Sometimes it would get so bad, I would threaten God that I would leave the ministry. At times I was miserable. I didn’t think I could last. I regretted having answered the call and having become a pastor. Occasionally people would ask me if I would do it all over again and become a pastor if I died and came back to life again, I would emphatically say, “No!” without a single moment of hesitation. If any of my children were to one day consider going into the ministry, I thought I would seriously oppose and try to dissuade them. I thought I would tell them to find other ways to serve God without committing your entire future for the ministry. I thought it wasn’t worth it and it’s not what it’s all cracked up to be.
It’s amazing how I’ve changed since then.
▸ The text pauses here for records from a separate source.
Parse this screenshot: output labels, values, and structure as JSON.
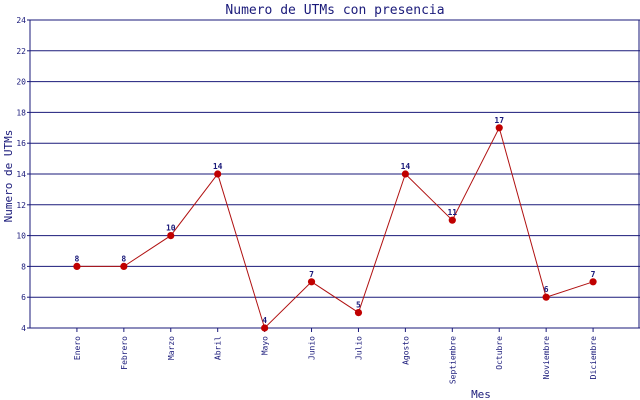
{
  "chart_data": {
    "type": "line",
    "title": "Numero de UTMs con presencia",
    "xlabel": "Mes",
    "ylabel": "Numero de UTMs",
    "categories": [
      "Enero",
      "Febrero",
      "Marzo",
      "Abril",
      "Mayo",
      "Junio",
      "Julio",
      "Agosto",
      "Septiembre",
      "Octubre",
      "Noviembre",
      "Diciembre"
    ],
    "values": [
      8,
      8,
      10,
      14,
      4,
      7,
      5,
      14,
      11,
      17,
      6,
      7
    ],
    "data_labels": [
      "8",
      "8",
      "10",
      "14",
      "4",
      "7",
      "5",
      "14",
      "11",
      "17",
      "6",
      "7"
    ],
    "ylim": [
      4,
      24
    ],
    "yticks": [
      "4",
      "6",
      "8",
      "10",
      "12",
      "14",
      "16",
      "18",
      "20",
      "22",
      "24"
    ],
    "grid": true,
    "colors": {
      "line": "#b01010",
      "marker": "#c00000",
      "grid": "#1a1a7a",
      "axis": "#1a1a7a",
      "text": "#1a1a7a"
    }
  }
}
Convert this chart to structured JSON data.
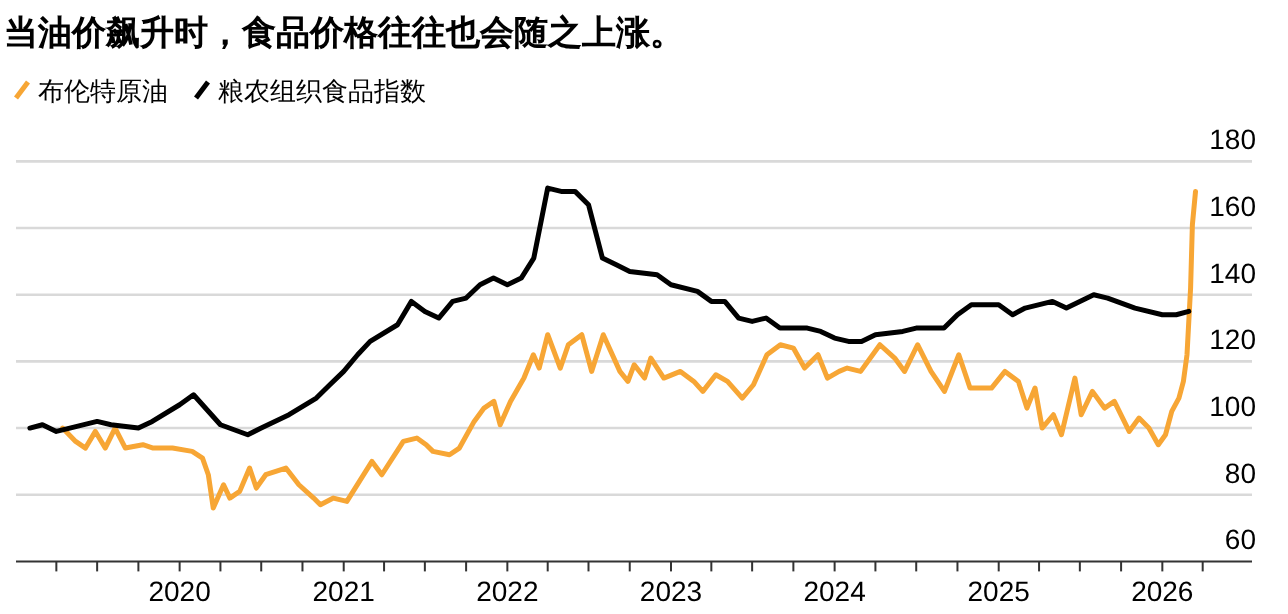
{
  "chart_data": {
    "type": "line",
    "title": "当油价飙升时，食品价格往往也会随之上涨。",
    "legend": "top left",
    "grid": "y",
    "marker": "none",
    "line_style": "solid",
    "xlim": [
      "2019-01-01",
      "2026-07-20"
    ],
    "ylim": [
      60,
      180
    ],
    "yticks": [
      60,
      80,
      100,
      120,
      140,
      160,
      180
    ],
    "xticks": [
      {
        "value": "2019-04-01",
        "label": null
      },
      {
        "value": "2019-07-01",
        "label": null
      },
      {
        "value": "2019-10-01",
        "label": null
      },
      "2020",
      {
        "value": "2020-04-01",
        "label": null
      },
      {
        "value": "2020-07-01",
        "label": null
      },
      {
        "value": "2020-10-01",
        "label": null
      },
      "2021",
      {
        "value": "2021-04-01",
        "label": null
      },
      {
        "value": "2021-07-01",
        "label": null
      },
      {
        "value": "2021-10-01",
        "label": null
      },
      "2022",
      {
        "value": "2022-04-01",
        "label": null
      },
      {
        "value": "2022-07-01",
        "label": null
      },
      {
        "value": "2022-10-01",
        "label": null
      },
      "2023",
      {
        "value": "2023-04-01",
        "label": null
      },
      {
        "value": "2023-07-01",
        "label": null
      },
      {
        "value": "2023-10-01",
        "label": null
      },
      "2024",
      {
        "value": "2024-04-01",
        "label": null
      },
      {
        "value": "2024-07-01",
        "label": null
      },
      {
        "value": "2024-10-01",
        "label": null
      },
      "2025",
      {
        "value": "2025-04-01",
        "label": null
      },
      {
        "value": "2025-07-01",
        "label": null
      },
      {
        "value": "2025-10-01",
        "label": null
      },
      "2026",
      {
        "value": "2026-04-01",
        "label": null
      }
    ],
    "series": [
      {
        "name": "布伦特原油",
        "color": "#f7a635",
        "x": [
          "2019-04-15",
          "2019-05-14",
          "2019-06-05",
          "2019-06-27",
          "2019-07-19",
          "2019-08-10",
          "2019-09-02",
          "2019-10-11",
          "2019-11-03",
          "2019-12-16",
          "2020-01-29",
          "2020-02-21",
          "2020-03-05",
          "2020-03-16",
          "2020-04-08",
          "2020-04-22",
          "2020-05-14",
          "2020-06-05",
          "2020-06-20",
          "2020-07-11",
          "2020-08-25",
          "2020-09-23",
          "2020-10-26",
          "2020-11-10",
          "2020-12-09",
          "2021-01-08",
          "2021-01-22",
          "2021-03-05",
          "2021-03-27",
          "2021-05-14",
          "2021-06-13",
          "2021-07-04",
          "2021-07-19",
          "2021-08-25",
          "2021-09-16",
          "2021-10-19",
          "2021-11-10",
          "2021-12-02",
          "2021-12-16",
          "2022-01-08",
          "2022-02-07",
          "2022-02-28",
          "2022-03-13",
          "2022-04-01",
          "2022-04-29",
          "2022-05-17",
          "2022-06-16",
          "2022-07-08",
          "2022-08-03",
          "2022-09-09",
          "2022-09-27",
          "2022-10-11",
          "2022-11-03",
          "2022-11-17",
          "2022-12-16",
          "2023-01-22",
          "2023-02-21",
          "2023-03-13",
          "2023-04-11",
          "2023-05-07",
          "2023-06-09",
          "2023-07-04",
          "2023-08-03",
          "2023-09-02",
          "2023-10-01",
          "2023-10-26",
          "2023-11-25",
          "2023-12-16",
          "2024-01-11",
          "2024-01-29",
          "2024-02-28",
          "2024-04-11",
          "2024-05-14",
          "2024-06-05",
          "2024-07-04",
          "2024-08-03",
          "2024-09-02",
          "2024-10-04",
          "2024-10-29",
          "2024-12-16",
          "2025-01-15",
          "2025-02-14",
          "2025-03-05",
          "2025-03-23",
          "2025-04-08",
          "2025-05-03",
          "2025-05-21",
          "2025-06-20",
          "2025-07-04",
          "2025-07-29",
          "2025-08-25",
          "2025-09-16",
          "2025-10-19",
          "2025-11-10",
          "2025-12-02",
          "2025-12-23",
          "2026-01-08",
          "2026-01-22",
          "2026-02-07",
          "2026-02-17",
          "2026-02-25",
          "2026-03-05",
          "2026-03-09",
          "2026-03-16"
        ],
        "values": [
          100,
          96,
          94,
          99,
          94,
          100,
          94,
          95,
          94,
          94,
          93,
          91,
          86,
          76,
          83,
          79,
          81,
          88,
          82,
          86,
          88,
          83,
          79,
          77,
          79,
          78,
          81,
          90,
          86,
          96,
          97,
          95,
          93,
          92,
          94,
          102,
          106,
          108,
          101,
          108,
          115,
          122,
          118,
          128,
          118,
          125,
          128,
          117,
          128,
          117,
          114,
          119,
          115,
          121,
          115,
          117,
          114,
          111,
          116,
          114,
          109,
          113,
          122,
          125,
          124,
          118,
          122,
          115,
          117,
          118,
          117,
          125,
          121,
          117,
          125,
          117,
          111,
          122,
          112,
          112,
          117,
          114,
          106,
          112,
          100,
          104,
          98,
          115,
          104,
          111,
          106,
          108,
          99,
          103,
          100,
          95,
          98,
          105,
          109,
          114,
          122,
          142,
          161,
          171
        ]
      },
      {
        "name": "粮农组织食品指数",
        "color": "#000000",
        "x": [
          "2019-02",
          "2019-03",
          "2019-04",
          "2019-05",
          "2019-07",
          "2019-08",
          "2019-10",
          "2019-11",
          "2020-01",
          "2020-02",
          "2020-04",
          "2020-06",
          "2020-07",
          "2020-09",
          "2020-11",
          "2020-12",
          "2021-01",
          "2021-02",
          "2021-03",
          "2021-05",
          "2021-06",
          "2021-07",
          "2021-08",
          "2021-09",
          "2021-10",
          "2021-11",
          "2021-12",
          "2022-01",
          "2022-02",
          "2022-03",
          "2022-04",
          "2022-05",
          "2022-06",
          "2022-07",
          "2022-08",
          "2022-09",
          "2022-10",
          "2022-12",
          "2023-01",
          "2023-03",
          "2023-04",
          "2023-05",
          "2023-06",
          "2023-07",
          "2023-08",
          "2023-09",
          "2023-11",
          "2023-12",
          "2024-01",
          "2024-02",
          "2024-03",
          "2024-04",
          "2024-06",
          "2024-07",
          "2024-09",
          "2024-10",
          "2024-11",
          "2025-01",
          "2025-02",
          "2025-03",
          "2025-05",
          "2025-06",
          "2025-07",
          "2025-08",
          "2025-09",
          "2025-11",
          "2026-01",
          "2026-02",
          "2026-03"
        ],
        "values": [
          100,
          101,
          99,
          100,
          102,
          101,
          100,
          102,
          107,
          110,
          101,
          98,
          100,
          104,
          109,
          113,
          117,
          122,
          126,
          131,
          138,
          135,
          133,
          138,
          139,
          143,
          145,
          143,
          145,
          151,
          172,
          171,
          171,
          167,
          151,
          149,
          147,
          146,
          143,
          141,
          138,
          138,
          133,
          132,
          133,
          130,
          130,
          129,
          127,
          126,
          126,
          128,
          129,
          130,
          130,
          134,
          137,
          137,
          134,
          136,
          138,
          136,
          138,
          140,
          139,
          136,
          134,
          134,
          135
        ]
      }
    ]
  }
}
I don’t think the world or circumstances have changed all that much. If anything, it has gotten worse in the last 30 years. So, what happened? Well you could say that I have matured, matured as a pastor, but also matured as a person. Now, I say there is nothing better in life than to be a pastor. If I were to come back to this world again, I would definitely choose to be a pastor. If any of my children were to say they want to go into the ministry I would encourage and help them in any way I could, because I truly believe it is one of the most gratifying jobs you can have in life.
I have learned that it was “me” that God was working on. He was training “me” for life and ministry through the tool called ministry. It wasn’t that He really needed “me” to accomplish His desire. No, He was going to do that with or without me. But He wanted me to accompany Him. He wanted to do it with me. In order to do it with me, however, He needed to change me from someone who was constantly concerned about his own happiness rather than the happiness of those around him. He needed to change him from focusing on his own “self-centeredness” to “self-denial.” And He did, little by little, everyday, He’s been working on me. And He taught me that it is when I serve for the happiness of others around me I truly become happy.
So unlike the younger days, I don’t compare myself with others. I don’t try to measure up to people’s expectations. I realized that I don’t have to succeed in the eyes of the people. I am certainly not going to compete with other churches or other pastors, because when I do I become unhappy.
I like what I do now. No, let me amend that. I “love” what I do now. And I love doing it with the people God has placed in my life, namely you. You have been a huge factor in my pilgrimage. It was you who God used at times to put me through the fiery furnace. It was you who God used to break me at times, feeling totally inadequate and weak. But it was also you that God used to affirm me again and again that it is worth my whole life. You helped me to serve God. You became the best companion in this journey. You made it fun. So, I owe you more than you know.
For obvious reasons, my journey is not done yet. I look forward to many more years, God willing. But I do promise you, however, that I will do the best I can to make the next leg of the journey better than any leg in the past.